Listening to President William Ruto criticising his former deputy, although he didn’t call him by name the other day, reminded me of a discussion I had had with some colleagues in our editorial office at the Platform Magazine.
We were trying to identify a Kenyan narcissist and why such is a threat to our democracy as flawed as it is. Their personalities are constructed on projecting an image entirely disconnected from reality. Theirs is a make-believe world. They are notorious for condemning others for the very behaviours they themselves engage in.
They demand loyalty but are utterly disloyal even to the best of their friends. They expect boundless empathy while offering none in return. They preach morality but fail to practise even the most basic tenet of integrity. They tell lies as facts. They successfully mask their shortcomings by exercising extralegal authority. Their manipulative tactics enable them to instill guilt, sow doubt and erode the confidence of others, all while maintaining a deceptive facade.
They want you to believe that their anger, their rage episodes, their inability to deliver, and their covert punishments, codenamed abductions, forced disappearances and extra-judicial killings are all your faults.

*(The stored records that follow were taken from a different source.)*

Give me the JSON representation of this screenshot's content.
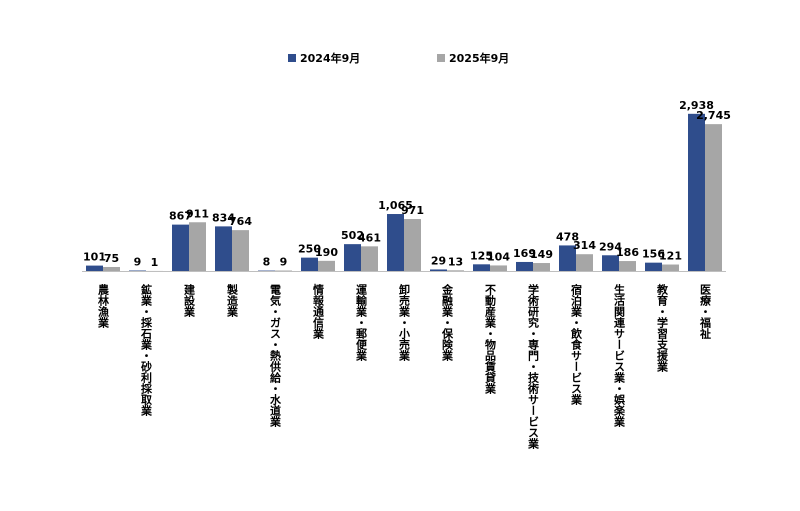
{
  "chart_data": {
    "type": "bar",
    "categories": [
      "農林漁業",
      "鉱業・採石業・砂利採取業",
      "建設業",
      "製造業",
      "電気・ガス・熱供給・水道業",
      "情報通信業",
      "運輸業・郵便業",
      "卸売業・小売業",
      "金融業・保険業",
      "不動産業・物品賃貸業",
      "学術研究・専門・技術サービス業",
      "宿泊業・飲食サービス業",
      "生活関連サービス業・娯楽業",
      "教育・学習支援業",
      "医療・福祉"
    ],
    "series": [
      {
        "name": "2024年9月",
        "color": "#2f4d8c",
        "values": [
          101,
          9,
          867,
          834,
          8,
          250,
          502,
          1065,
          29,
          125,
          169,
          478,
          294,
          156,
          2938
        ],
        "value_labels": [
          "101",
          "9",
          "867",
          "834",
          "8",
          "250",
          "502",
          "1,065",
          "29",
          "125",
          "169",
          "478",
          "294",
          "156",
          "2,938"
        ]
      },
      {
        "name": "2025年9月",
        "color": "#a6a6a6",
        "values": [
          75,
          1,
          911,
          764,
          9,
          190,
          461,
          971,
          13,
          104,
          149,
          314,
          186,
          121,
          2745
        ],
        "value_labels": [
          "75",
          "1",
          "911",
          "764",
          "9",
          "190",
          "461",
          "971",
          "13",
          "104",
          "149",
          "314",
          "186",
          "121",
          "2,745"
        ]
      }
    ],
    "legend": "top"
  }
}
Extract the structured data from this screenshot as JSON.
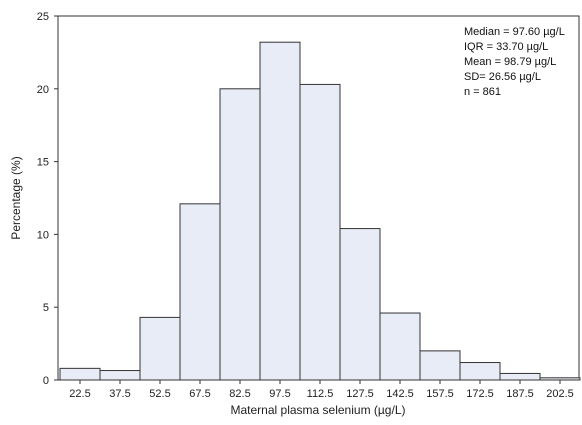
{
  "chart_data": {
    "type": "bar",
    "subtype": "histogram",
    "categories": [
      "22.5",
      "37.5",
      "52.5",
      "67.5",
      "82.5",
      "97.5",
      "112.5",
      "127.5",
      "142.5",
      "157.5",
      "172.5",
      "187.5",
      "202.5"
    ],
    "values": [
      0.8,
      0.65,
      4.3,
      12.1,
      20.0,
      23.2,
      20.3,
      10.4,
      4.6,
      2.0,
      1.2,
      0.45,
      0.15
    ],
    "title": "",
    "xlabel": "Maternal plasma selenium (µg/L)",
    "ylabel": "Percentage (%)",
    "ylim": [
      0,
      25
    ],
    "yticks": [
      "0",
      "5",
      "10",
      "15",
      "20",
      "25"
    ],
    "grid": false,
    "legend": "none",
    "annotation": {
      "lines": [
        "Median = 97.60 µg/L",
        "IQR = 33.70 µg/L",
        "Mean  = 98.79 µg/L",
        "SD= 26.56 µg/L",
        "n = 861"
      ],
      "position": "top-right"
    },
    "colors": {
      "bar_fill": "#e8ecf6",
      "bar_stroke": "#333333",
      "axis": "#333333"
    }
  }
}
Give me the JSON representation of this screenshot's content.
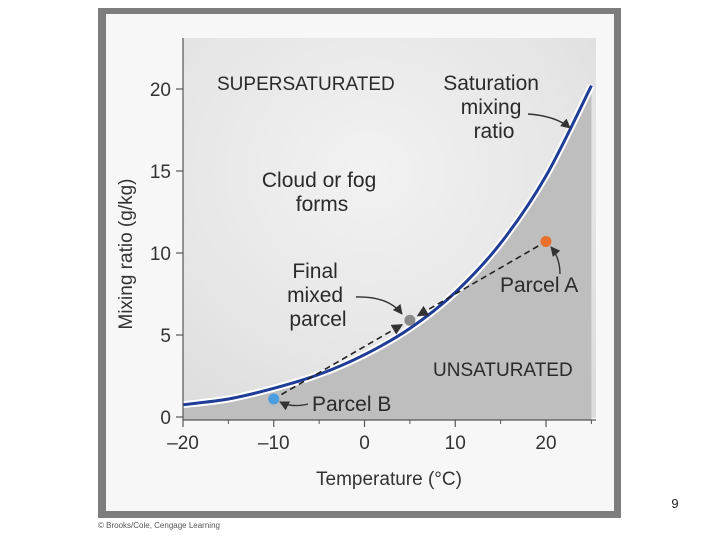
{
  "chart_data": {
    "type": "line",
    "title": "",
    "xlabel": "Temperature (°C)",
    "ylabel": "Mixing ratio (g/kg)",
    "xlim": [
      -20,
      25
    ],
    "ylim": [
      0,
      23
    ],
    "x_ticks": [
      -20,
      -10,
      0,
      10,
      20
    ],
    "x_tick_labels": [
      "–20",
      "–10",
      "0",
      "10",
      "20"
    ],
    "y_ticks": [
      0,
      5,
      10,
      15,
      20
    ],
    "y_tick_labels": [
      "0",
      "5",
      "10",
      "15",
      "20"
    ],
    "grid": false,
    "series": [
      {
        "name": "Saturation mixing ratio",
        "x": [
          -20,
          -15,
          -10,
          -5,
          0,
          5,
          10,
          15,
          20,
          25
        ],
        "y": [
          0.75,
          1.1,
          1.75,
          2.6,
          3.8,
          5.4,
          7.6,
          10.6,
          14.7,
          20.2
        ]
      }
    ],
    "points": [
      {
        "name": "Parcel A",
        "x": 20,
        "y": 10.7,
        "color": "#e8702a"
      },
      {
        "name": "Parcel B",
        "x": -10,
        "y": 1.1,
        "color": "#4a9de0"
      },
      {
        "name": "Final mixed parcel",
        "x": 5,
        "y": 5.9,
        "color": "#8a8a8a"
      }
    ],
    "regions": {
      "supersaturated": "SUPERSATURATED",
      "unsaturated": "UNSATURATED"
    },
    "annotations": {
      "curve_label": [
        "Saturation",
        "mixing",
        "ratio"
      ],
      "cloud_label": [
        "Cloud or fog",
        "forms"
      ],
      "mixed_label": [
        "Final",
        "mixed",
        "parcel"
      ],
      "parcel_a_label": "Parcel A",
      "parcel_b_label": "Parcel B"
    },
    "colors": {
      "curve": "#1f3c96",
      "unsaturated_fill": "#bebebe",
      "supersaturated_fill": "#eaeaea",
      "frame": "#7a7a7a"
    }
  },
  "slide": {
    "number": "9"
  },
  "credit": "© Brooks/Cole, Cengage Learning"
}
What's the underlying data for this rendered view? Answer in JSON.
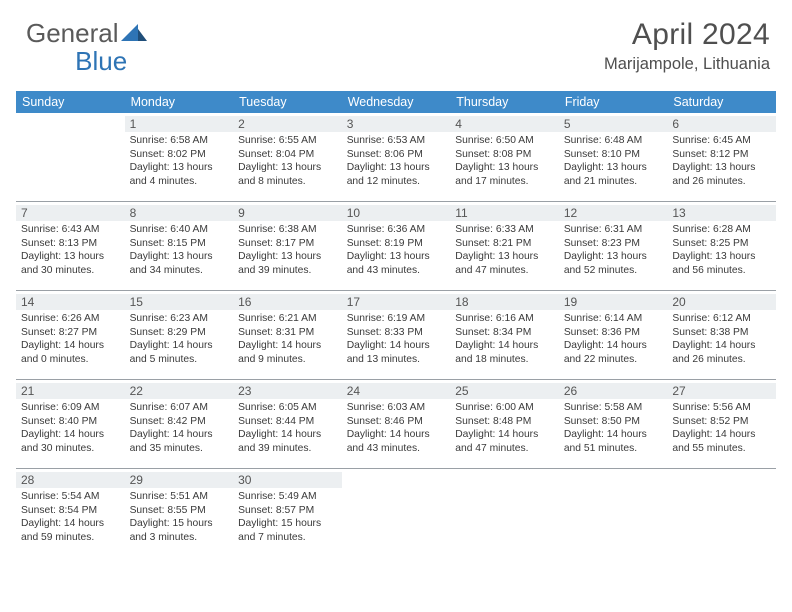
{
  "brand": {
    "part1": "General",
    "part2": "Blue",
    "color1": "#5a5a5a",
    "color2": "#2e74b5"
  },
  "title": "April 2024",
  "location": "Marijampole, Lithuania",
  "headerRow": {
    "bg": "#3e8ac9",
    "fg": "#ffffff"
  },
  "dayStrip": {
    "bg": "#eceff1"
  },
  "daysOfWeek": [
    "Sunday",
    "Monday",
    "Tuesday",
    "Wednesday",
    "Thursday",
    "Friday",
    "Saturday"
  ],
  "weeks": [
    [
      null,
      {
        "n": "1",
        "sr": "Sunrise: 6:58 AM",
        "ss": "Sunset: 8:02 PM",
        "d1": "Daylight: 13 hours",
        "d2": "and 4 minutes."
      },
      {
        "n": "2",
        "sr": "Sunrise: 6:55 AM",
        "ss": "Sunset: 8:04 PM",
        "d1": "Daylight: 13 hours",
        "d2": "and 8 minutes."
      },
      {
        "n": "3",
        "sr": "Sunrise: 6:53 AM",
        "ss": "Sunset: 8:06 PM",
        "d1": "Daylight: 13 hours",
        "d2": "and 12 minutes."
      },
      {
        "n": "4",
        "sr": "Sunrise: 6:50 AM",
        "ss": "Sunset: 8:08 PM",
        "d1": "Daylight: 13 hours",
        "d2": "and 17 minutes."
      },
      {
        "n": "5",
        "sr": "Sunrise: 6:48 AM",
        "ss": "Sunset: 8:10 PM",
        "d1": "Daylight: 13 hours",
        "d2": "and 21 minutes."
      },
      {
        "n": "6",
        "sr": "Sunrise: 6:45 AM",
        "ss": "Sunset: 8:12 PM",
        "d1": "Daylight: 13 hours",
        "d2": "and 26 minutes."
      }
    ],
    [
      {
        "n": "7",
        "sr": "Sunrise: 6:43 AM",
        "ss": "Sunset: 8:13 PM",
        "d1": "Daylight: 13 hours",
        "d2": "and 30 minutes."
      },
      {
        "n": "8",
        "sr": "Sunrise: 6:40 AM",
        "ss": "Sunset: 8:15 PM",
        "d1": "Daylight: 13 hours",
        "d2": "and 34 minutes."
      },
      {
        "n": "9",
        "sr": "Sunrise: 6:38 AM",
        "ss": "Sunset: 8:17 PM",
        "d1": "Daylight: 13 hours",
        "d2": "and 39 minutes."
      },
      {
        "n": "10",
        "sr": "Sunrise: 6:36 AM",
        "ss": "Sunset: 8:19 PM",
        "d1": "Daylight: 13 hours",
        "d2": "and 43 minutes."
      },
      {
        "n": "11",
        "sr": "Sunrise: 6:33 AM",
        "ss": "Sunset: 8:21 PM",
        "d1": "Daylight: 13 hours",
        "d2": "and 47 minutes."
      },
      {
        "n": "12",
        "sr": "Sunrise: 6:31 AM",
        "ss": "Sunset: 8:23 PM",
        "d1": "Daylight: 13 hours",
        "d2": "and 52 minutes."
      },
      {
        "n": "13",
        "sr": "Sunrise: 6:28 AM",
        "ss": "Sunset: 8:25 PM",
        "d1": "Daylight: 13 hours",
        "d2": "and 56 minutes."
      }
    ],
    [
      {
        "n": "14",
        "sr": "Sunrise: 6:26 AM",
        "ss": "Sunset: 8:27 PM",
        "d1": "Daylight: 14 hours",
        "d2": "and 0 minutes."
      },
      {
        "n": "15",
        "sr": "Sunrise: 6:23 AM",
        "ss": "Sunset: 8:29 PM",
        "d1": "Daylight: 14 hours",
        "d2": "and 5 minutes."
      },
      {
        "n": "16",
        "sr": "Sunrise: 6:21 AM",
        "ss": "Sunset: 8:31 PM",
        "d1": "Daylight: 14 hours",
        "d2": "and 9 minutes."
      },
      {
        "n": "17",
        "sr": "Sunrise: 6:19 AM",
        "ss": "Sunset: 8:33 PM",
        "d1": "Daylight: 14 hours",
        "d2": "and 13 minutes."
      },
      {
        "n": "18",
        "sr": "Sunrise: 6:16 AM",
        "ss": "Sunset: 8:34 PM",
        "d1": "Daylight: 14 hours",
        "d2": "and 18 minutes."
      },
      {
        "n": "19",
        "sr": "Sunrise: 6:14 AM",
        "ss": "Sunset: 8:36 PM",
        "d1": "Daylight: 14 hours",
        "d2": "and 22 minutes."
      },
      {
        "n": "20",
        "sr": "Sunrise: 6:12 AM",
        "ss": "Sunset: 8:38 PM",
        "d1": "Daylight: 14 hours",
        "d2": "and 26 minutes."
      }
    ],
    [
      {
        "n": "21",
        "sr": "Sunrise: 6:09 AM",
        "ss": "Sunset: 8:40 PM",
        "d1": "Daylight: 14 hours",
        "d2": "and 30 minutes."
      },
      {
        "n": "22",
        "sr": "Sunrise: 6:07 AM",
        "ss": "Sunset: 8:42 PM",
        "d1": "Daylight: 14 hours",
        "d2": "and 35 minutes."
      },
      {
        "n": "23",
        "sr": "Sunrise: 6:05 AM",
        "ss": "Sunset: 8:44 PM",
        "d1": "Daylight: 14 hours",
        "d2": "and 39 minutes."
      },
      {
        "n": "24",
        "sr": "Sunrise: 6:03 AM",
        "ss": "Sunset: 8:46 PM",
        "d1": "Daylight: 14 hours",
        "d2": "and 43 minutes."
      },
      {
        "n": "25",
        "sr": "Sunrise: 6:00 AM",
        "ss": "Sunset: 8:48 PM",
        "d1": "Daylight: 14 hours",
        "d2": "and 47 minutes."
      },
      {
        "n": "26",
        "sr": "Sunrise: 5:58 AM",
        "ss": "Sunset: 8:50 PM",
        "d1": "Daylight: 14 hours",
        "d2": "and 51 minutes."
      },
      {
        "n": "27",
        "sr": "Sunrise: 5:56 AM",
        "ss": "Sunset: 8:52 PM",
        "d1": "Daylight: 14 hours",
        "d2": "and 55 minutes."
      }
    ],
    [
      {
        "n": "28",
        "sr": "Sunrise: 5:54 AM",
        "ss": "Sunset: 8:54 PM",
        "d1": "Daylight: 14 hours",
        "d2": "and 59 minutes."
      },
      {
        "n": "29",
        "sr": "Sunrise: 5:51 AM",
        "ss": "Sunset: 8:55 PM",
        "d1": "Daylight: 15 hours",
        "d2": "and 3 minutes."
      },
      {
        "n": "30",
        "sr": "Sunrise: 5:49 AM",
        "ss": "Sunset: 8:57 PM",
        "d1": "Daylight: 15 hours",
        "d2": "and 7 minutes."
      },
      null,
      null,
      null,
      null
    ]
  ]
}
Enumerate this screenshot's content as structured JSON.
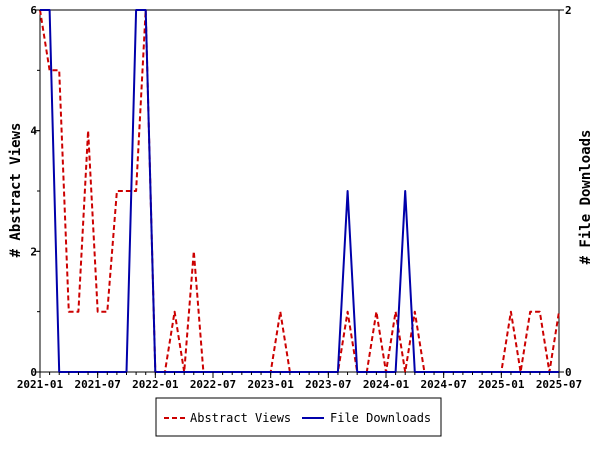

Every time Kenyans try to talk about something that bothers them, they’re angry, every time we try to explain how they’ve hurt us, they’re angry, every time we try to call out their behaviour and their blatant disregard for the rule of law, they’re angry. And they blame their anger on us and the parents in the case of Gen Zs, making it seem like it’s our fault for bringing these things to their attention rather than taking accountability for bad governance in the first place.
They twist the narrative to where the problem is not. The problem is that they are lying, they are stealing, and they are unable or unwilling to run a government that governs with integrity and follows the rule of law.
To the Kenya Kwanza leadership, the problem is not that they are lying and the fact that they are running the most incompetent and corrupt government in Kenya, it is that the youth are so badly brought up.
The KK leadership wants Kenyans to believe that it’s their job to regulate the emotions of these leaders and prevent their rage episodes by not bringing anything up. They want these Kenyans to walk on eggshells every day, making sure not to bring up the reality of how they’re treating them and how they are running their country.
They want Kenyans to feel like it’s their job to not anger them. This is gaslighting. It’s not your job to regulate anyone but yourself, and the focus needs to go back to where it belongs, which is the behaviour of these leaders and the way they’re treating the country, not the Kenyans pointing it out.
However, we need to understand that we are dealing with narcissists. They will use dehumanisation on these Kenyans. Dehumanisation is a core brainwashing technique employed by narcissists to strip their victims of their sense of self-worth and individuality.
This often manifests in behaviours such as belittling the victim’s emotions, invalidating their experiences, and disregarding their basic needs and their demands for good governance, integrity in management of public affairs, transparency and accountability.